Amber snapped her compact shut and put it away, determined to stop the compulsive futzing with her hair and makeup. So she had a mi
nor date with a new guy who might or might not bother to show up. No big deal.
But try explaining that to her racing pulse and fidgety hands.
“That obvious, huh?” Amber toasted the server with a rueful smile. “Well, here’s to dating in the twenty-first century. Such as it is. And also to my pending nervous breakdown as I get back in the saddle. I had a bad breakup a few months back. My ex of seven years, give or take, fired me and then immediately found someone else. I’ve never seen him look happier. So my self-esteem is in the gutter, as you can imagine. Not that you care. Ignore me. I’m clearly babbling. Cheers.”
With that, she downed the shot, generating a smooth and smoky burn in her tight throat, and returned the glass to the server.
“Need another one?” the server asked, brows raised.
Amber thought about that long and hard.
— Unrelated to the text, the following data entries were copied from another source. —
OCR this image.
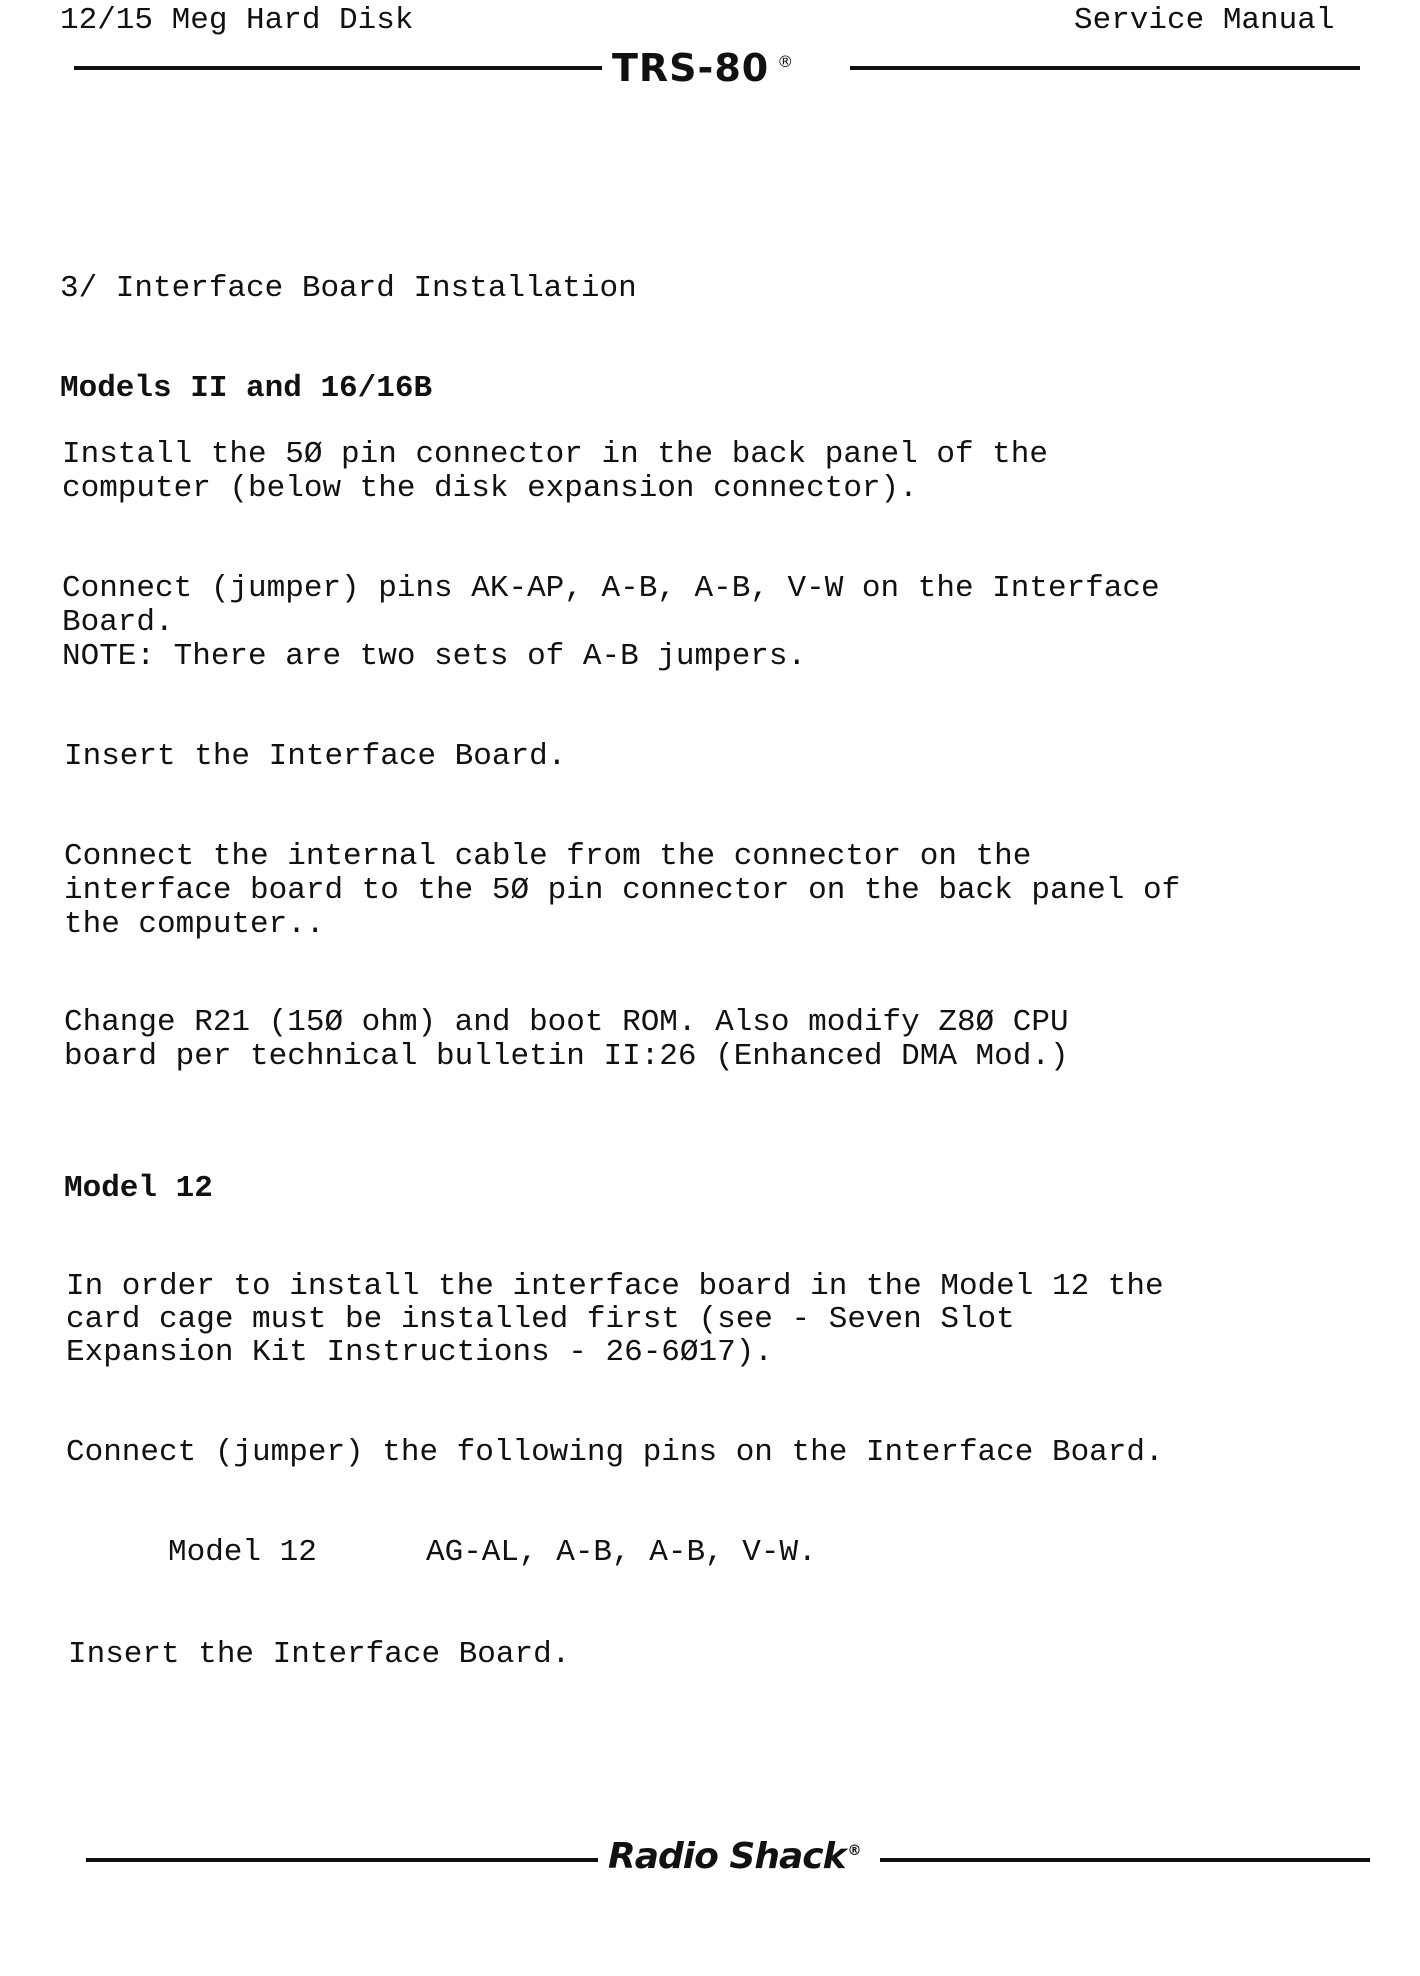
12/15 Meg Hard Disk	Service Manual
TRS-80 ®
3/ Interface Board Installation
Models II and 16/16B
Install the 5Ø pin connector in the back panel of the
computer (below the disk expansion connector).
Connect (jumper) pins AK-AP, A-B, A-B, V-W on the Interface
Board.
NOTE: There are two sets of A-B jumpers.
Insert the Interface Board.
Connect the internal cable from the connector on the
interface board to the 5Ø pin connector on the back panel of
the computer..
Change R21 (15Ø ohm) and boot ROM. Also modify Z8Ø CPU
board per technical bulletin II:26 (Enhanced DMA Mod.)
Model 12
In order to install the interface board in the Model 12 the
card cage must be installed first (see - Seven Slot
Expansion Kit Instructions - 26-6Ø17).
Connect (jumper) the following pins on the Interface Board.
Model 12	AG-AL, A-B, A-B, V-W.
Insert the Interface Board.
Radio Shack ®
As someone who’d spent most of the last two years obsessively walking the straight and narrow while she counted every calorie that went into her body, the idea of letting her hair down for once and enjoying another drink or six sounded pretty good. On the other hand:
“Nope. Better not. I want to make a good impression and keep my wits about me. Assuming my date shows up.”
“Uh-oh. He’s not about to ghost you, is he?”
“Let’s hope not,” Amber said, thinking of Sean’s handsome face, easy charm, insane body and irresistible smile. Right on cue, a surge of appreciative feminine adrenaline caused her cheeks to sizzle. “And I’m a little early.” She checked her watch again. Sighed. “Twenty minutes, to be exact. Not that I’m excited or anything.”
“It’s like that, is it? I can’t wait to see this guy.”
“You and me both,” Amber muttered, hoping against hope that she could keep some of her wild attraction to Sean under wraps if and when he arrived. “How about a rosé this time? Thanks.”
The server winked and strode off, leaving Amber alone with her churning thoughts. She blew out a shaky breath, hoping against hope that her luck had finally turned.
First thing? The meeting with her agent had gone very well, she thought. They’d discussed new directions for her career as she hit that all-important thirtieth birthday milestone. They’d outlined casting calls for which Amber might be a fit. Her agent had promised to make some calls and get back to her ASAP.